Diz o Zé Diogo que numa escola privada os jovens são protegidos contra o funcionalismo público português. Que lá os professores não faltam nem fazem greves. Que a secretaria da escola dele abria das 15 às 15h10 e que, por isso, se tornou subserviente com o pessoal administrativo. E, ainda mais, que a sua relação com o Estado se pauta pelo atraso, pela burocracia, pela cunha, pela arbitrariedade e pela falta de previsibilidade.

A perspectiva do texto não assenta na compreensão ou na objectivação da realidade, mas sim numa recriação militante, numa ficção da ideia de Escola e de Estado que qualquer aluno pode facilmente desmentir. É acrítico porque não questiona as razões das greves e — mais importante — da ausência de greves em colégios privados, mesmo após casos contínuos de abusos, como os que a reportagem de Ana Leal demonstrou (na TVI, em 2013).
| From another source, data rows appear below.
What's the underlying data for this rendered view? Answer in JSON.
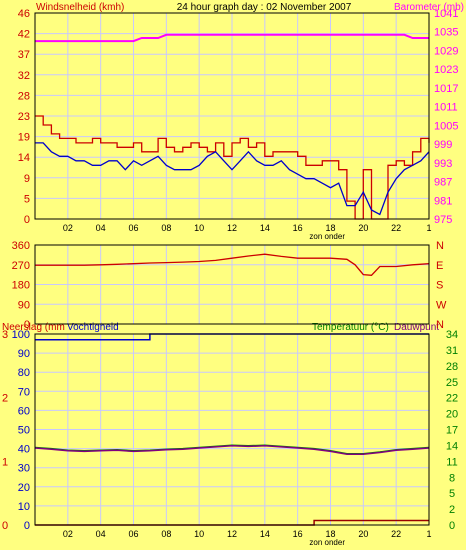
{
  "header": {
    "title": "24 hour graph day : 02 November 2007",
    "left_label": "Windsnelheid (kmh)",
    "right_label": "Barometer (mb)"
  },
  "colors": {
    "background": "#FFFF80",
    "grid": "#C8C8FF",
    "red": "#CC0000",
    "blue": "#0000CC",
    "magenta": "#FF00FF",
    "green": "#008000",
    "dark_red": "#990000",
    "purple": "#800080"
  },
  "x_axis": {
    "ticks": [
      "02",
      "04",
      "06",
      "08",
      "10",
      "12",
      "14",
      "16",
      "18",
      "20",
      "22",
      "1"
    ],
    "sun_label": "zon onder"
  },
  "chart_data": [
    {
      "type": "line",
      "title": "24 hour graph day : 02 November 2007",
      "x": [
        0,
        0.5,
        1,
        1.5,
        2,
        2.5,
        3,
        3.5,
        4,
        4.5,
        5,
        5.5,
        6,
        6.5,
        7,
        7.5,
        8,
        8.5,
        9,
        9.5,
        10,
        10.5,
        11,
        11.5,
        12,
        12.5,
        13,
        13.5,
        14,
        14.5,
        15,
        15.5,
        16,
        16.5,
        17,
        17.5,
        18,
        18.5,
        19,
        19.5,
        20,
        20.5,
        21,
        21.5,
        22,
        22.5,
        23,
        23.5,
        24
      ],
      "xlabel": "",
      "ylabel": "Windsnelheid (kmh)",
      "ylim": [
        0,
        46
      ],
      "y_ticks": [
        "0",
        "5",
        "9",
        "14",
        "19",
        "23",
        "28",
        "32",
        "37",
        "42",
        "46"
      ],
      "y2label": "Barometer (mb)",
      "y2lim": [
        975,
        1041
      ],
      "y2_ticks": [
        "975",
        "981",
        "987",
        "993",
        "999",
        "1005",
        "1011",
        "1017",
        "1023",
        "1029",
        "1035",
        "1041"
      ],
      "grid": true,
      "series": [
        {
          "color": "#CC0000",
          "axis": "left",
          "step": true,
          "values": [
            23,
            21,
            19,
            18,
            18,
            17,
            17,
            18,
            17,
            17,
            16,
            16,
            17,
            15,
            15,
            18,
            16,
            15,
            16,
            17,
            16,
            15,
            17,
            14,
            17,
            18,
            16,
            17,
            14,
            15,
            15,
            15,
            14,
            12,
            12,
            13,
            13,
            11,
            4,
            0,
            11,
            0,
            0,
            12,
            13,
            12,
            15,
            18,
            17
          ]
        },
        {
          "color": "#0000CC",
          "axis": "left",
          "values": [
            17,
            17,
            15,
            14,
            14,
            13,
            13,
            12,
            12,
            13,
            13,
            11,
            13,
            12,
            13,
            14,
            12,
            11,
            11,
            11,
            12,
            14,
            15,
            13,
            11,
            13,
            15,
            13,
            12,
            12,
            13,
            11,
            10,
            9,
            9,
            8,
            7,
            8,
            3,
            3,
            6,
            2,
            1,
            6,
            9,
            11,
            12,
            13,
            15
          ]
        },
        {
          "color": "#FF00FF",
          "axis": "right",
          "values": [
            1032,
            1032,
            1032,
            1032,
            1032,
            1032,
            1032,
            1032,
            1032,
            1032,
            1032,
            1032,
            1032,
            1033,
            1033,
            1033,
            1034,
            1034,
            1034,
            1034,
            1034,
            1034,
            1034,
            1034,
            1034,
            1034,
            1034,
            1034,
            1034,
            1034,
            1034,
            1034,
            1034,
            1034,
            1034,
            1034,
            1034,
            1034,
            1034,
            1034,
            1034,
            1034,
            1034,
            1034,
            1034,
            1034,
            1033,
            1033,
            1033
          ]
        }
      ]
    },
    {
      "type": "line",
      "title": "",
      "x": [
        0,
        1,
        2,
        3,
        4,
        5,
        6,
        7,
        8,
        9,
        10,
        11,
        12,
        13,
        14,
        15,
        16,
        17,
        18,
        19,
        19.5,
        20,
        20.5,
        21,
        22,
        23,
        24
      ],
      "ylim": [
        0,
        360
      ],
      "y_ticks": [
        "0",
        "90",
        "180",
        "270",
        "360"
      ],
      "y2_ticks": [
        "N",
        "W",
        "S",
        "E",
        "N"
      ],
      "grid": true,
      "series": [
        {
          "color": "#CC0000",
          "axis": "left",
          "values": [
            268,
            268,
            268,
            268,
            270,
            272,
            275,
            278,
            280,
            282,
            285,
            290,
            300,
            310,
            318,
            308,
            300,
            300,
            300,
            295,
            270,
            225,
            222,
            262,
            262,
            270,
            275
          ]
        }
      ]
    },
    {
      "type": "line",
      "title": "",
      "left_label_1": "Neerslag (mm",
      "left_label_2": "Vochtigheid",
      "right_label_1": "Temperatuur (°C)",
      "right_label_2": "Dauwpunt",
      "x": [
        0,
        1,
        2,
        3,
        4,
        5,
        6,
        7,
        8,
        9,
        10,
        11,
        12,
        13,
        14,
        15,
        16,
        17,
        18,
        19,
        20,
        21,
        22,
        23,
        24
      ],
      "ylim_rain": [
        0,
        3
      ],
      "rain_ticks": [
        "0",
        "1",
        "2",
        "3"
      ],
      "ylim_hum": [
        0,
        100
      ],
      "hum_ticks": [
        "0",
        "10",
        "20",
        "30",
        "40",
        "50",
        "60",
        "70",
        "80",
        "90",
        "100"
      ],
      "ylim_temp": [
        0,
        34
      ],
      "temp_ticks": [
        "0",
        "2",
        "5",
        "8",
        "11",
        "14",
        "17",
        "20",
        "22",
        "25",
        "28",
        "31",
        "34"
      ],
      "temp_tick_values": [
        0,
        2.83,
        5.67,
        8.5,
        11.33,
        14.17,
        17,
        19.83,
        22.67,
        25.5,
        28.33,
        31.17,
        34
      ],
      "grid": true,
      "series": [
        {
          "color": "#0000CC",
          "axis": "humidity",
          "step": true,
          "values": [
            97,
            97,
            97,
            97,
            97,
            97,
            97,
            100,
            100,
            100,
            100,
            100,
            100,
            100,
            100,
            100,
            100,
            100,
            100,
            100,
            100,
            100,
            100,
            100,
            100
          ]
        },
        {
          "color": "#008000",
          "axis": "temperature",
          "values": [
            13.8,
            13.6,
            13.3,
            13.2,
            13.3,
            13.4,
            13.2,
            13.3,
            13.5,
            13.6,
            13.8,
            14.0,
            14.2,
            14.1,
            14.2,
            14.0,
            13.8,
            13.6,
            13.2,
            12.7,
            12.7,
            13.0,
            13.4,
            13.6,
            13.8
          ]
        },
        {
          "color": "#800080",
          "axis": "temperature",
          "values": [
            13.7,
            13.5,
            13.2,
            13.1,
            13.2,
            13.3,
            13.1,
            13.2,
            13.4,
            13.5,
            13.7,
            13.9,
            14.1,
            14.0,
            14.1,
            13.9,
            13.7,
            13.5,
            13.1,
            12.6,
            12.6,
            12.9,
            13.3,
            13.5,
            13.7
          ]
        },
        {
          "color": "#990000",
          "axis": "rain",
          "step": true,
          "values": [
            0,
            0,
            0,
            0,
            0,
            0,
            0,
            0,
            0,
            0,
            0,
            0,
            0,
            0,
            0,
            0,
            0,
            0.07,
            0.07,
            0.07,
            0.07,
            0.07,
            0.07,
            0.07,
            0.07
          ]
        }
      ]
    }
  ]
}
O humor desbotado em que tropeçamos a cada linha aprofunda, ainda mais, as saudades dos bons anos do Gato Fedorento, do Sr. Vitor, do Ezequiel Valadas, do maior da aldeia dele ou do pescador que pescava ATUM. Tão distantes parecem agora esses anos perante este texto que é, no fundo, um esquema de preconceitos e de velhas histórias recalcadas, sem nexo e sem actualidade, mascaradas por piadas esforçadíssimas e que não chegam para salvar a escrita. Talvez seja o humor simultaneamente a arma dos mais fortes e a dos mais frágeis. Talvez tivesse o Zé Diogo a expectativa de que a encriptação da linguagem e de que o manto de veludo que pousa sobre a sua opinião comum lhe permitissem escapar à disputa de argumentos que, como em todos os outros casos, sem excepção, reside nas linhas e entrelinhas do texto.

Activismo contra as coisas públicas, contra o Estado, contra as formas de organização da vida pública e em comum — o texto do Zé Diogo é a expressão máxima de um profundo e radical posicionamento ideológico que não deixa de o ser em nenhuma circunstância, mesmo quando mascarado pelo humor, mesmo se dito por um bobo, mesmo se não dito.

Lembram-se do Gajo de Alfama? Era uma personagem interpretada por Ricardo Araújo Pereira que dizia que “o que era preciso era que os amaricanos amandassem bombas para tudo o que é país muçulmano” porque “o muçulmano é o gajo que desde pequeno lhe ensinam a fazer bombas com uma garrafa de bagaço e uma caixa de fósforos”. Era essa, para o “gajo da Alfama”, a solução para a paz, numa corporização extraordinária do senso comum, como se fosse possível ter todo o preconceito acumulado num só “gajo”. Esse “gajo”, hoje, é o Zé Diogo.